You may not expect to hear about the railroad when talking about small islands, but Pigeon Key and the railroad share a story. At the time Henry M. Flagler was building railroads and opening up the area, the small island was preparing to take on an important role as the end of the line. While the railroads were being built in the Florida Keys, Flagler's workers used the island as a staging area and home base. The final portion of the Key West extension of the railway, the Old Seven-Mile Bridge, was considered a marvel of engineering. Like the island, the bridge is honored with membership on the National Register of Historic Places.
Pigeon Key Florida is nestled under this wooden bridge. Today, the old bridge is no longer used for railroad traffic; instead it's a favorite place for hiking, biking, and strolling. The island and Marathon Key are located 2.2 miles apart, a distance that is easy for many people to walk, but there's always the ferry for those who want to arrive on Pigeon Key without a workout first.
Visitors need to pay admission to visit the island at the Pigeon Key Visitor Center, which is overseen by the Pigeon Key Foundation. All admission proceeds go toward preservation and the upkeep of this ghost town of sorts. The fee also includes guided history tours, as well as the opportunity to visit the historic buildings and learn about the local marine life. Discounts are available for students, and young children are admitted free of charge.
The Pigeon Key Visitor Center is not actually found on the island.
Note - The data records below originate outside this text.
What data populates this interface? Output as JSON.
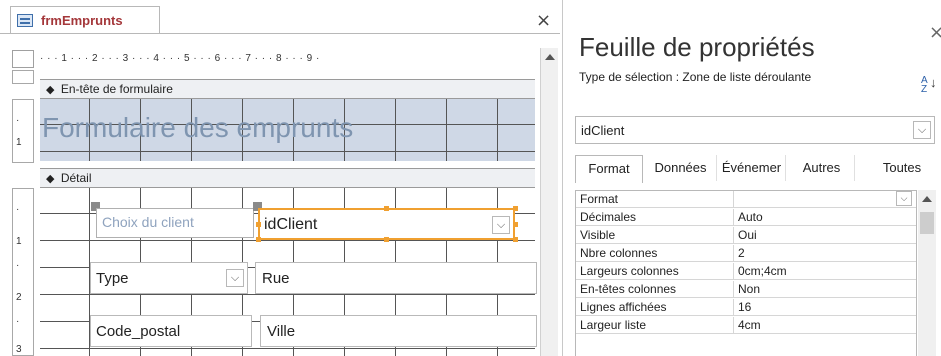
{
  "document": {
    "tab_title": "frmEmprunts",
    "close_symbol": "×"
  },
  "ruler": {
    "marks": "· · · 1 · · · 2 · · · 3 · · · 4 · · · 5 · · · 6 · · · 7 · · · 8 · · · 9 ·"
  },
  "sections": {
    "header_label": "En-tête de formulaire",
    "detail_label": "Détail",
    "arrow": "◆"
  },
  "form": {
    "title": "Formulaire des emprunts",
    "controls": {
      "client_label": "Choix du client",
      "client_combo": "idClient",
      "type": "Type",
      "rue": "Rue",
      "code_postal": "Code_postal",
      "ville": "Ville"
    }
  },
  "vertical_ruler": {
    "marks": [
      "·",
      "1",
      "·",
      "1",
      "·",
      "2",
      "·",
      "3"
    ]
  },
  "property_sheet": {
    "title": "Feuille de propriétés",
    "close_symbol": "×",
    "selection_type": "Type de sélection :  Zone de liste déroulante",
    "sort_icon_top": "A",
    "sort_icon_bottom": "Z",
    "sort_icon_arrow": "↓",
    "selected_object": "idClient",
    "tabs": [
      "Format",
      "Données",
      "Événemer",
      "Autres",
      "Toutes"
    ],
    "properties": [
      {
        "name": "Format",
        "value": ""
      },
      {
        "name": "Décimales",
        "value": "Auto"
      },
      {
        "name": "Visible",
        "value": "Oui"
      },
      {
        "name": "Nbre colonnes",
        "value": "2"
      },
      {
        "name": "Largeurs colonnes",
        "value": "0cm;4cm"
      },
      {
        "name": "En-têtes colonnes",
        "value": "Non"
      },
      {
        "name": "Lignes affichées",
        "value": "16"
      },
      {
        "name": "Largeur liste",
        "value": "4cm"
      }
    ]
  },
  "icons": {
    "dropdown": "chevron-down-icon",
    "sort": "sort-az-icon",
    "form": "form-object-icon"
  },
  "colors": {
    "selection_outline": "#f0a030",
    "header_background": "#cfd8e6",
    "title_text": "#7f95b0",
    "tab_title": "#a4373a"
  }
}
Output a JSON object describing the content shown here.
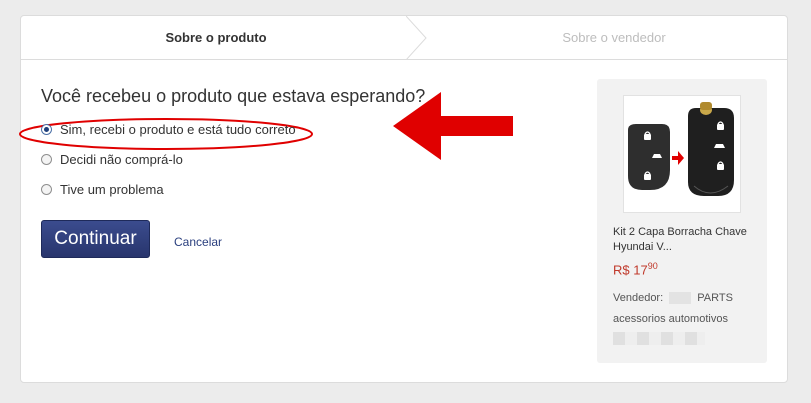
{
  "tabs": {
    "active_label": "Sobre o produto",
    "inactive_label": "Sobre o vendedor"
  },
  "form": {
    "question": "Você recebeu o produto que estava esperando?",
    "options": [
      {
        "label": "Sim, recebi o produto e está tudo correto",
        "checked": true
      },
      {
        "label": "Decidi não comprá-lo",
        "checked": false
      },
      {
        "label": "Tive um problema",
        "checked": false
      }
    ],
    "continue_label": "Continuar",
    "cancel_label": "Cancelar"
  },
  "product": {
    "title": "Kit 2 Capa Borracha Chave Hyundai V...",
    "price_currency": "R$",
    "price_int": "17",
    "price_cents": "90",
    "seller_label": "Vendedor:",
    "seller_name_suffix": "PARTS",
    "seller_line2": "acessorios automotivos"
  },
  "colors": {
    "accent": "#2a3f7e",
    "highlight": "#e00000",
    "price": "#c0392b"
  },
  "icons": {
    "arrow": "red-left-arrow-icon",
    "ellipse": "red-highlight-ellipse"
  }
}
Instead, it's located on the other side of the bridge on Knight's Key, at mile marker 47. This island is a part of the city of Marathon, found right in the heart of the chain of islands known as the Florida Keys. Marathon Key has an array of attractions, including eco tours, art galleries, dolphin swims, and bed and breakfast inns.
Once visitors have taken the time to explore the exhibits that talk about the railroad history and the ecology of the Key, they can take time to do some souvenir shopping at the Pigeon Key Visitor Center. Afterward they can walk over the bridge or hop on the ferry boat for a ride to the historic island. On the guided history tour, they'll hear all about the workers who finished the railroad. Many of these buildings that are still standing were built in 1909 and housed more than 400 workers.
Pigeon Key Florida also serves as a marine life science center. Guided tours, special events, and chances to go snorkeling reveal the wonderful world of life beneath the surface of the water. Because it's been so long since any people have lived on the island, Pigeon Key has become a natural haven and a wildlife habitat.